The distinction is important in practice. When a device is cleared by the FDA, there is a specific process behind it that includes a pre-market proposal and a review of efficacy and safety risks before the product is sold. Algorithms used in refined devices are typically trained on large clinical datasets and tested against standards such as hospital EEG or Holter monitoring. Algorithms cannot be on unwieldy devices.

This creates a level view of what to look for before you buy:

  • Cleared wearable medical devices, such as the Empatica Embrace (also cleared by the FDA for seizure detection) or the KardiaMobile 6L cardiac monitor, are approved for specific conditions and to produce data that doctors will actually use.
  • Consumer smartwatches occupy a middle ground with some FDA-cleared features, such as the Apple Watch ECG or its sleep apnea detection in the Series 10. The cleared feature is confirmed; other health metrics on the same device may not.
  • General health monitors provide trend data and broad patterns that are useful for motivation and awareness, but not appropriate for medical decision making.

Understanding your data

Even when the device is working as intended, the information is only helpful if you know how to read it. An increased heart rate during a stressful encounter is not a cardiac event. A sleep score of 68 is not diagnostic. Consumer devices often remove context in favor of clean panels, which can make normal variations alarming and true patterns easy to dismiss.

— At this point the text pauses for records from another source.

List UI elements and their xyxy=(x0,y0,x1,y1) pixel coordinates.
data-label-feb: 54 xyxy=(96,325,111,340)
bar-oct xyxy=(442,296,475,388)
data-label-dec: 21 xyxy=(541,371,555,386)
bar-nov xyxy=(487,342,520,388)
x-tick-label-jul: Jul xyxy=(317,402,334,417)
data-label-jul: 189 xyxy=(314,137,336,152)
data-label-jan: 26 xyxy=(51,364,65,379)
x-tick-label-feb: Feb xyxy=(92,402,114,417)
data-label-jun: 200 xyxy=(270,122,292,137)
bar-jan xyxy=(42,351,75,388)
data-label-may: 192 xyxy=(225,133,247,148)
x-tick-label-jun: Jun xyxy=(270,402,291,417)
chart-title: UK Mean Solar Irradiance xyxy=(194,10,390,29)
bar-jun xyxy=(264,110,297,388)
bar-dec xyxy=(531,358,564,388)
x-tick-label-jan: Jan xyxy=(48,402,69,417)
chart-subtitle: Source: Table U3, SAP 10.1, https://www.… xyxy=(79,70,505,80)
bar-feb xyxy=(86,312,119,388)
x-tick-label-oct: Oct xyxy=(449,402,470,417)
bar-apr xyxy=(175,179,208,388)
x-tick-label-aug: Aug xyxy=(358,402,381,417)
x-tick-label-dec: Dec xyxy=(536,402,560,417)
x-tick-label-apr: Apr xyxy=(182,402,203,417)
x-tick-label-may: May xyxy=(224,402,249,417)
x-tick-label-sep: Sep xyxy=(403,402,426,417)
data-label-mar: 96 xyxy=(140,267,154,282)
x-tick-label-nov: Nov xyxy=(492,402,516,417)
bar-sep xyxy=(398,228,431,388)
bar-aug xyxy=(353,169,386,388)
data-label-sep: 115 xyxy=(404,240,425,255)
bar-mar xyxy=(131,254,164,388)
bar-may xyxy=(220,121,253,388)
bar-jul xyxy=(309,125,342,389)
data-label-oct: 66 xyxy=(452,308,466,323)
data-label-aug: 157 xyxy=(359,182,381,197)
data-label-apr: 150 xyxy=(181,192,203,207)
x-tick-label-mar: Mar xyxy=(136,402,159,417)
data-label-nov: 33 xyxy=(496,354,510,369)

The most useful thing a wearable can do is help you discuss something with your doctor, not replace that conversation. If your device detects an irregular heart rhythm or a persistent drop in blood oxygen over several nights, this should be reported to your doctor. Acting on a random reading or ignoring a consistent reading are both ways to abuse technology.

The best wearable is the one that fits the actual needs of the person using it who knows what the numbers mean and what they don’t.